For some reason the server uses commas as the decimal separator which produces an InvalidFormatException. Since I cannot change the server output format I would like to teach Jackson's ObjectMapper to handle those cases. Here is the relevant code:

public static Object getProducts(final String inputStream) {
    ObjectMapper objectMapper = new ObjectMapper();
    try {
        return objectMapper.readValue(inputStream,
                new TypeReference<Product>() {}
        );
    } catch (UnrecognizedPropertyException e) {
        e.printStackTrace();
    } catch (InvalidFormatException e) {
        e.printStackTrace();
    } catch (JsonMappingException e) {
        e.printStackTrace();
    } catch (JsonParseException e) {
        e.printStackTrace();
    } catch (IOException e) {
        e.printStackTrace();
    }
    return null;
}

And here is the POJO:

import com.fasterxml.jackson.annotation.JsonProperty;

public class Product {

    @JsonProperty("name")
    public String name;
    @JsonProperty("latitude")
    public float latitude;
    @JsonProperty("longitude")
    public float longitude;

}

How can I tell Jackson that those coordinate values come with a German locale?

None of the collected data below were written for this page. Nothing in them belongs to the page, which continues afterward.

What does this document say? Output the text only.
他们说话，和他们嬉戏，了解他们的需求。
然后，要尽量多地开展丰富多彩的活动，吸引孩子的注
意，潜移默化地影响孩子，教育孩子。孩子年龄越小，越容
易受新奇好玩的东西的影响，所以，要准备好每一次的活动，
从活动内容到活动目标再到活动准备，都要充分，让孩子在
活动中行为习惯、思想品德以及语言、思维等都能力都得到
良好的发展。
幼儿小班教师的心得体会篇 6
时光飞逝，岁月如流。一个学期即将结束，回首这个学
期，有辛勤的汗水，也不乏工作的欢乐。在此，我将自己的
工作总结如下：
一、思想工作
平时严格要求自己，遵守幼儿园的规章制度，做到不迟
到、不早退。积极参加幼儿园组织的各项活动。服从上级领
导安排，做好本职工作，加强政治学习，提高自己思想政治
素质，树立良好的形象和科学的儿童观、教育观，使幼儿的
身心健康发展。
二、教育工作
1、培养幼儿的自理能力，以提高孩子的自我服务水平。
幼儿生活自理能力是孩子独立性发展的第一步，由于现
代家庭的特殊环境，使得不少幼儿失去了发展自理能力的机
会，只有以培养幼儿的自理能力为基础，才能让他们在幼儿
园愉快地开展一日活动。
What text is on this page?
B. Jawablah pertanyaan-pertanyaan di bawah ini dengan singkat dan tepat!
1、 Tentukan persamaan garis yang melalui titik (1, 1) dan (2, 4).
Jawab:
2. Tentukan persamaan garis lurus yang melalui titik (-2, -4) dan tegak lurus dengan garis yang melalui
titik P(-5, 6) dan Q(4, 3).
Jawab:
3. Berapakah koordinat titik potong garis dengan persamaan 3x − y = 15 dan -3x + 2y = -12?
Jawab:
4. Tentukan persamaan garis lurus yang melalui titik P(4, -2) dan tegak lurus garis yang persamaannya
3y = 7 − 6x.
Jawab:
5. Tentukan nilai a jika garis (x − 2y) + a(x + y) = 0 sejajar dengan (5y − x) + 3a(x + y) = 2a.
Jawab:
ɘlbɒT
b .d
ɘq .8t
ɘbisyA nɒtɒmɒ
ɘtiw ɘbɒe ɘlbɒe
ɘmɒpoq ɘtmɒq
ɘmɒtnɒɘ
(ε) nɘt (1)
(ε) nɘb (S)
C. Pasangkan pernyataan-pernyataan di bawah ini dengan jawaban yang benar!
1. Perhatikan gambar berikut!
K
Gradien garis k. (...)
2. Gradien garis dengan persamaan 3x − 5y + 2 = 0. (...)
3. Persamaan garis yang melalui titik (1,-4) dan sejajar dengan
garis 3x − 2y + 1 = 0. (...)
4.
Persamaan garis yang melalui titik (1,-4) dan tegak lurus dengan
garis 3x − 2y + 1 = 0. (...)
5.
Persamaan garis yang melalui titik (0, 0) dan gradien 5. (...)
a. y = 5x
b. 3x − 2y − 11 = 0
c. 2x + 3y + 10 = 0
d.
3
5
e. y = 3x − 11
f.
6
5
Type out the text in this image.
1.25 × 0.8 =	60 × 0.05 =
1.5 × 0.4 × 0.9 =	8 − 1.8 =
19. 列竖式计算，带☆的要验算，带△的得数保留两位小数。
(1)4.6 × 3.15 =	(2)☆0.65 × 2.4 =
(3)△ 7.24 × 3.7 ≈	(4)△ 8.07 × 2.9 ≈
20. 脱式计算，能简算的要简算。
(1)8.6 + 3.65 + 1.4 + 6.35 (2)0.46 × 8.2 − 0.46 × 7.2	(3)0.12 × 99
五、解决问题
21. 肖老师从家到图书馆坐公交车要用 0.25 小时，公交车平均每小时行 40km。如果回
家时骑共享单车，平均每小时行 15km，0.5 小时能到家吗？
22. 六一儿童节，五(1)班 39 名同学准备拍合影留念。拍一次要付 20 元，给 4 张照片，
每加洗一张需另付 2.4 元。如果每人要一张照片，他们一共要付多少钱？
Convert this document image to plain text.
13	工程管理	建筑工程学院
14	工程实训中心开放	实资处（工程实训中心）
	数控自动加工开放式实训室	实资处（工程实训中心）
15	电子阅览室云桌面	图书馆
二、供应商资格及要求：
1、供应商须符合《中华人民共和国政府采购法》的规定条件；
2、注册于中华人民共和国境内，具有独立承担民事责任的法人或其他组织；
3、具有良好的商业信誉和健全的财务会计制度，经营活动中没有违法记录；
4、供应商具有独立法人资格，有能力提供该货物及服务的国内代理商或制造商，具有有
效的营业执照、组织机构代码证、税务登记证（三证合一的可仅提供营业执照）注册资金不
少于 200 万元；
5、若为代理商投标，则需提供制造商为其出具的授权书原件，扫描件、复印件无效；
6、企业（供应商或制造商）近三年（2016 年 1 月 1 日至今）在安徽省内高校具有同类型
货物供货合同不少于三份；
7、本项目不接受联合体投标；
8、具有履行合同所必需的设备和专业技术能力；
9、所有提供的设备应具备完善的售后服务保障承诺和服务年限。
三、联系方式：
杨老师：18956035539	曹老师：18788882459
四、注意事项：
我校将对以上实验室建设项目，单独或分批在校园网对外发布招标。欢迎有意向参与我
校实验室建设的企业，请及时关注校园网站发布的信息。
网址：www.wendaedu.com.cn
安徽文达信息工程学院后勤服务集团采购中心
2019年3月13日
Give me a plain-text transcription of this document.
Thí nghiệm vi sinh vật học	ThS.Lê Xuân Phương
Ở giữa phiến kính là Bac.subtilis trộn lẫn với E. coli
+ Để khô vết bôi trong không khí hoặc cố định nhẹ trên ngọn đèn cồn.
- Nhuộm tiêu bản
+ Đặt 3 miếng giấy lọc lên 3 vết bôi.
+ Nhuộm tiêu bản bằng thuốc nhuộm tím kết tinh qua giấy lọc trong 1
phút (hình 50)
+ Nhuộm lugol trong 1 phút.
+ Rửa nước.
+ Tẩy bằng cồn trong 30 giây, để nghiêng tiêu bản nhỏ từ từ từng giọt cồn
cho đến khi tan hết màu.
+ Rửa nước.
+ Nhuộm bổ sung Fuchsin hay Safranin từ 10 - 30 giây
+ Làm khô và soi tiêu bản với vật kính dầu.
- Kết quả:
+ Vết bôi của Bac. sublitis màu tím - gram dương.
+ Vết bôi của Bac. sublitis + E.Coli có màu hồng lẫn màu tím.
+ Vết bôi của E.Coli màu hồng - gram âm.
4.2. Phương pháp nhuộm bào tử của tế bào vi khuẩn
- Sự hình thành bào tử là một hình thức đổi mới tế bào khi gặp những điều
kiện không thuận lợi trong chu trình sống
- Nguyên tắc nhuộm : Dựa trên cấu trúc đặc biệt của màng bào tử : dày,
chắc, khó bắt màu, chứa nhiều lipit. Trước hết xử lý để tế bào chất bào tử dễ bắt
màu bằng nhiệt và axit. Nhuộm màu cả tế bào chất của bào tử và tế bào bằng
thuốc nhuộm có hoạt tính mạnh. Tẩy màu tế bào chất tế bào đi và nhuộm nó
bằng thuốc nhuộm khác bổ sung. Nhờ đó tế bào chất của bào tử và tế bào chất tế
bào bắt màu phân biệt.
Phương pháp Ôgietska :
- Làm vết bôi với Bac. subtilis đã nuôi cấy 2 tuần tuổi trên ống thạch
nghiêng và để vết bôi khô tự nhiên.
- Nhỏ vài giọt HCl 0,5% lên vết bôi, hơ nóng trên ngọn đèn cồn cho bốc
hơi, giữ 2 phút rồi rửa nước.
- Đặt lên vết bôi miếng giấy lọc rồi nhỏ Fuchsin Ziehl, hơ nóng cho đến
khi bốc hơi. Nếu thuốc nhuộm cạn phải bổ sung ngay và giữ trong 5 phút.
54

I suppose a custom deserializer for the specific fields as discussed here would be the way to go. I drafted this:

public class GermanFloatDeserializer extends JsonDeserializer<Float> {

    @Override
    public Float deserialize(JsonParser parser, DeserializationContext context)
            throws IOException {
        // TODO Do some comma magic
        return floatValue;
    }

}

Then the POJO would look like this:

import com.fasterxml.jackson.annotation.JsonProperty;

public class Product {

    @JsonProperty("name")
    public String name;
    @JsonDeserialize(using = GermanFloatDeserializer.class, as = Float.class)
    @JsonProperty("latitude")
    public float latitude;
    @JsonDeserialize(using = GermanFloatDeserializer.class, as = Float.class)
    @JsonProperty("longitude")
    public float longitude;

}

Answer

JJD picture JJD · Nov 9, 2014

I came up with the following solution:

public class FlexibleFloatDeserializer extends JsonDeserializer<Float> {

    @Override
    public Float deserialize(JsonParser parser, DeserializationContext context)
            throws IOException {
        String floatString = parser.getText();
        if (floatString.contains(",")) {
            floatString = floatString.replace(",", ".");
        }
        return Float.valueOf(floatString);
    }

}

...

public class Product {

    @JsonProperty("name")
    public String name;
    @JsonDeserialize(using = FlexibleFloatDeserializer.class)
    @JsonProperty("latitude")
    public float latitude;
    @JsonDeserialize(using = FlexibleFloatDeserializer.class)
    @JsonProperty("longitude")
    public float longitude;

}

Still I wonder why I it does not work when I specify the return value class as as = Float.class as can be found in the documentation of JsonDeserialize. It reads as if I am supposed to use one or the other but not both. Whatsoever, the docs also claim that as = will be ignored when using = is defined:

if using() is also used it has precedence (since it directly specified deserializer, whereas this would only be used to locate the deserializer) and value of this annotation property is ignored.